General Motors Will Invest $600 Million In Kansas City Factory
Investment preserves 4,000 jobs in region, but doesn't add new ones
On Monday, GM announced it will spend $600 million to refurbish and expand an assembly and paint plant near Kansas City, Kan. No new jobs will be created by the investment, but it will preserve the employment of 4,000 workers already there.
It is the largest factory investment GM has made since its reemergence, and expected to be part of a $1.5 billion investment in North American assembly plants made in 2013, according to CEO Dan Akerson, who was on hand at the facility for the announcement. GM made a profit of $5 billion through the first three quarters of 2012, with full-year results expected next week, according to The Wall Street Journal.
The Fairfax Assembly Plant, which produces the Buick LaCrosse and Chevrolet Malibu, has been in operation since 1945, and received an upgrade to its current size in 1987. As part of the new overhaul, GM will build a new 450,000-square foot paint shop and install new stamping machinery.

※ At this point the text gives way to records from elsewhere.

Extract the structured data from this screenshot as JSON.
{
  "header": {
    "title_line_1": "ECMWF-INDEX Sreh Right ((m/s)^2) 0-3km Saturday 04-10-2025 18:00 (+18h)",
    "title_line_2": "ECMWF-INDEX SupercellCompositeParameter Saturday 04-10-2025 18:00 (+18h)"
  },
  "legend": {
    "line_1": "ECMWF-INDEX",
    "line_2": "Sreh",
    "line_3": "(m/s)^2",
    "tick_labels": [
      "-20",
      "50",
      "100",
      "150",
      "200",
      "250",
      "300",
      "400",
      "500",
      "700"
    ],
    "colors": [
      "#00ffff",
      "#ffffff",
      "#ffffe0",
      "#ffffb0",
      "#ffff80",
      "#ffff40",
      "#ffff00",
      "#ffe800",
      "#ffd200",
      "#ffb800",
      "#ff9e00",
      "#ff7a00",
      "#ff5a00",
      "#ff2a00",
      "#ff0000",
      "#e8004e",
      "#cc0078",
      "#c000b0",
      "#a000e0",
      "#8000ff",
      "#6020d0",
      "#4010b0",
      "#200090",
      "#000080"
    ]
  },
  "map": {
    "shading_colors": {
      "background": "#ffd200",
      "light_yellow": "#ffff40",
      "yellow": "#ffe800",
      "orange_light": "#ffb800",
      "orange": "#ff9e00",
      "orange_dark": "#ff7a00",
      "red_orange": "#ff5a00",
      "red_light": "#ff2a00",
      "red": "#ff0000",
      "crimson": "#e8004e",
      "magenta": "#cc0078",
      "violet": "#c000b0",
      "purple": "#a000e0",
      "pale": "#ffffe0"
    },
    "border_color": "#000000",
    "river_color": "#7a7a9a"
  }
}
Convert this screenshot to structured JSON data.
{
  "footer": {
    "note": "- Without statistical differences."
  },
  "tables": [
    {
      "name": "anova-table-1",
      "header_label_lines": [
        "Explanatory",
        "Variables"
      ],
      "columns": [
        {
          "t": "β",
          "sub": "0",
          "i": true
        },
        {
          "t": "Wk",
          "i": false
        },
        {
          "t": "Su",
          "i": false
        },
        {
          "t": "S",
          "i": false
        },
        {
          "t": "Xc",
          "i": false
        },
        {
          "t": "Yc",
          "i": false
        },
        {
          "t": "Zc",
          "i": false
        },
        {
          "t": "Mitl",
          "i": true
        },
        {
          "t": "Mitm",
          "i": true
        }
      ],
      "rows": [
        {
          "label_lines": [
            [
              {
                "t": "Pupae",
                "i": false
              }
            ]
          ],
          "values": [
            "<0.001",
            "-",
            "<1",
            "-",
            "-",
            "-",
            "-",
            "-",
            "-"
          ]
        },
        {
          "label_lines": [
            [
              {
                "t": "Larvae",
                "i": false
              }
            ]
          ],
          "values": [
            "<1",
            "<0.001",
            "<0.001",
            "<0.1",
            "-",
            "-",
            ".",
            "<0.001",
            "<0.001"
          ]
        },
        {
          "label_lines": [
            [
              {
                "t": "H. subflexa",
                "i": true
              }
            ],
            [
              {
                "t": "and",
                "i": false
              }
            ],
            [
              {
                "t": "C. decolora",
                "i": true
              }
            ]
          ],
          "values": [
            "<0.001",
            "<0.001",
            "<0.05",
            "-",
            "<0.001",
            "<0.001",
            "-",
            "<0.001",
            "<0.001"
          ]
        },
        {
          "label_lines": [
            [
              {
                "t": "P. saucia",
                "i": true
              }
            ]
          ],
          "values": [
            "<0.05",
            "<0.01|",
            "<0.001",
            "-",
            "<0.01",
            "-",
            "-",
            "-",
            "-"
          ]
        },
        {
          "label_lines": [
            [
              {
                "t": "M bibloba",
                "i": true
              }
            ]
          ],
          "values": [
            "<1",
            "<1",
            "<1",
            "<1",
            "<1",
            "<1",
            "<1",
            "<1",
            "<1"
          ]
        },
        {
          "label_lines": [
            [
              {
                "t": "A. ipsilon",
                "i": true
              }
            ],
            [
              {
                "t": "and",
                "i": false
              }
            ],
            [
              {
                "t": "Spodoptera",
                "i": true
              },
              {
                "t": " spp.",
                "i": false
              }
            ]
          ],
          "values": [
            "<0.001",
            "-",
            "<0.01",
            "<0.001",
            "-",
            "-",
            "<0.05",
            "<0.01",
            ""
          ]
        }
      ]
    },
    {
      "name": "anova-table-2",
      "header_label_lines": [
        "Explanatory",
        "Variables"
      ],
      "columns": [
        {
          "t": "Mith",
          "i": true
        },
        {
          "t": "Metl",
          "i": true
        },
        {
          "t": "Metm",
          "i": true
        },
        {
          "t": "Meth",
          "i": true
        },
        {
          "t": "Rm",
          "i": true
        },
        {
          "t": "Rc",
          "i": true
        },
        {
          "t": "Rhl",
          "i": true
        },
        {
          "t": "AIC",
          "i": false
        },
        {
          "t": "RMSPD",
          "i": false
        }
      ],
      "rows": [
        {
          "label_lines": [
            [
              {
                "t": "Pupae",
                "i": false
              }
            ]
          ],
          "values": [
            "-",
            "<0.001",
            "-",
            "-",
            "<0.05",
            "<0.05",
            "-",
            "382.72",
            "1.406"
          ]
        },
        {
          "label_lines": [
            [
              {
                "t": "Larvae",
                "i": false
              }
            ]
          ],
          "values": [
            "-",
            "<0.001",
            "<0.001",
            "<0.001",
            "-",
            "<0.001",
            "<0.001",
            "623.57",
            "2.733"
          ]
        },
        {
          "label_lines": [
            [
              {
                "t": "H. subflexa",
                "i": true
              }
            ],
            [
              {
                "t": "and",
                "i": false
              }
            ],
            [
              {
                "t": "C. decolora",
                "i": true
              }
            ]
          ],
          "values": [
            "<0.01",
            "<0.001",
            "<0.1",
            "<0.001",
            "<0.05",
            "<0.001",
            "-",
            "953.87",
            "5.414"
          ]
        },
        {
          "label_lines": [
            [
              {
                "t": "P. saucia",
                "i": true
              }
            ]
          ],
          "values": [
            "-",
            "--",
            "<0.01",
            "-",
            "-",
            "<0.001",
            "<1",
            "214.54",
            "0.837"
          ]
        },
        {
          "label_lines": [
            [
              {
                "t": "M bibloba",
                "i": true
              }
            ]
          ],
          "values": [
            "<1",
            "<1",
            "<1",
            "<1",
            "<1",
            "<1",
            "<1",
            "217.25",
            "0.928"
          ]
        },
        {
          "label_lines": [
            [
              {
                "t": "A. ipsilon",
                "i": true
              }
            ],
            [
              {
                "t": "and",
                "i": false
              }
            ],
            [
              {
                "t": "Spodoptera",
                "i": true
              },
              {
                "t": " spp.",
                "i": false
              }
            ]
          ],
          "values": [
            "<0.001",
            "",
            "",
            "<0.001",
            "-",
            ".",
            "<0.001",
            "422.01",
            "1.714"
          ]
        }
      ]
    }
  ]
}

"It is amazing to have this kind of money put in this plant," Joan Kelly, a quality engineer manager who has worked at the site for almost 29 years, tells the Associated Press. "It means we're going to be around for a long time. It's a testament to the Midwest work ethic. I'm glad to see this money spent in the middle of America."
Earlier this month, GM announced it would hire 1,000 white-collar workers at a new technology center in the Atlanta area. It also has announced it will hire 1,450 workers at a plant in Brazil that is adding a third production line.